Objective Myelofibrosis is a rare chronic myelolymphoproliferative disease and is associated with increased risk of venous thromboembolism. The objective of this study is to retrospectively evaluate patients with primary myelofibrosis who underwent abdominal US, MDCT and MRI, in order to identify the development of portal thrombosis and its correlation with portal-biliary cavernoma.

Methods We evaluated 125 patients with initial diagnosis of primary myelofibrosis and nonspecific abdominal pain who had undergone US with color Doppler. In 13 patients (8 men, 5 females; age: 45–85), US detected portal thrombosis with associated portal-biliary cavernoma. All patients subsequently underwent contrast-enhanced MDCT and MRI and 4 patients MR-cholangiography. The correlation between primary myelofibrosis and portal thrombosis and cavernoma respectively was calculated using χ² test.

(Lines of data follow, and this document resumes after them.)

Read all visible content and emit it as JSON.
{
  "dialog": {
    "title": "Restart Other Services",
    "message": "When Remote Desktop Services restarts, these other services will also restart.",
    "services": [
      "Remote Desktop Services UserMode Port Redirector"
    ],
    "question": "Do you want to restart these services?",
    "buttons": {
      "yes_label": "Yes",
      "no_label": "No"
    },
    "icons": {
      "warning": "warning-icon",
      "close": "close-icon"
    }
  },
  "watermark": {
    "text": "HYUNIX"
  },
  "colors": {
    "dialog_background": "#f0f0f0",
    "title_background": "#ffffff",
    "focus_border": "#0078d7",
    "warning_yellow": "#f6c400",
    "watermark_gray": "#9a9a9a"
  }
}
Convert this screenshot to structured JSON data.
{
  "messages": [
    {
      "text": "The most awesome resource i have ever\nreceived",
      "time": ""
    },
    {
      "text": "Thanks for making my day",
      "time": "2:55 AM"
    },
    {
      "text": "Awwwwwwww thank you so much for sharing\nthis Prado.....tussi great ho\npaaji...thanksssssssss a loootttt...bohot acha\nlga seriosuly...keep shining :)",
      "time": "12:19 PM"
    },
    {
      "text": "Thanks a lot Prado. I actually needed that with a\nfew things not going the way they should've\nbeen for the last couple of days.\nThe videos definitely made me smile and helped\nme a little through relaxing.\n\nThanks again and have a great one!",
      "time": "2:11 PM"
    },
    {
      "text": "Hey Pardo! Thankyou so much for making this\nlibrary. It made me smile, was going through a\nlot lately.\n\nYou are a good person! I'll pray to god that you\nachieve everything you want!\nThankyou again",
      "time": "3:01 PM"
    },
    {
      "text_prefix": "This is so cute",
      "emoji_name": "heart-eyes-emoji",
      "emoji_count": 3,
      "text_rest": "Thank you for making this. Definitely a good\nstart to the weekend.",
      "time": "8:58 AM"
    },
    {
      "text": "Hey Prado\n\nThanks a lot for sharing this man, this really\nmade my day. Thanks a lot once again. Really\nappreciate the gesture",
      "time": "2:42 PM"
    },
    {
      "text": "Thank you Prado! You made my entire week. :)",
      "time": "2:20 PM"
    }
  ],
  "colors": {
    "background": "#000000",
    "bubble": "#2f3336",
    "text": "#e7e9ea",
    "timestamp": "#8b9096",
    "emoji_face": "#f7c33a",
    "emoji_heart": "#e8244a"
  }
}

Results About 10% of patients with primary myelofibrosis preliminary evaluated with US had partial (8 pts) or complete (5 pts) portal thrombosis associated with portal-biliary cavernoma with a χ² = 0. In all patients, US detected a concentric thickening of main bile duct (MBD) wall (mean value: 7 mm); color Doppler always showed dilated venous vessels within the thickened wall of the biliary tract. Contrast-enhanced CT and MRI confirmed thickening of MBD walls with their progressive enhancement and allowed better assessment of the extent of the portal system thrombosis. MR-cholangiography showed a thin appearance of the MBD lumen with evidence of ab extrinsic compression.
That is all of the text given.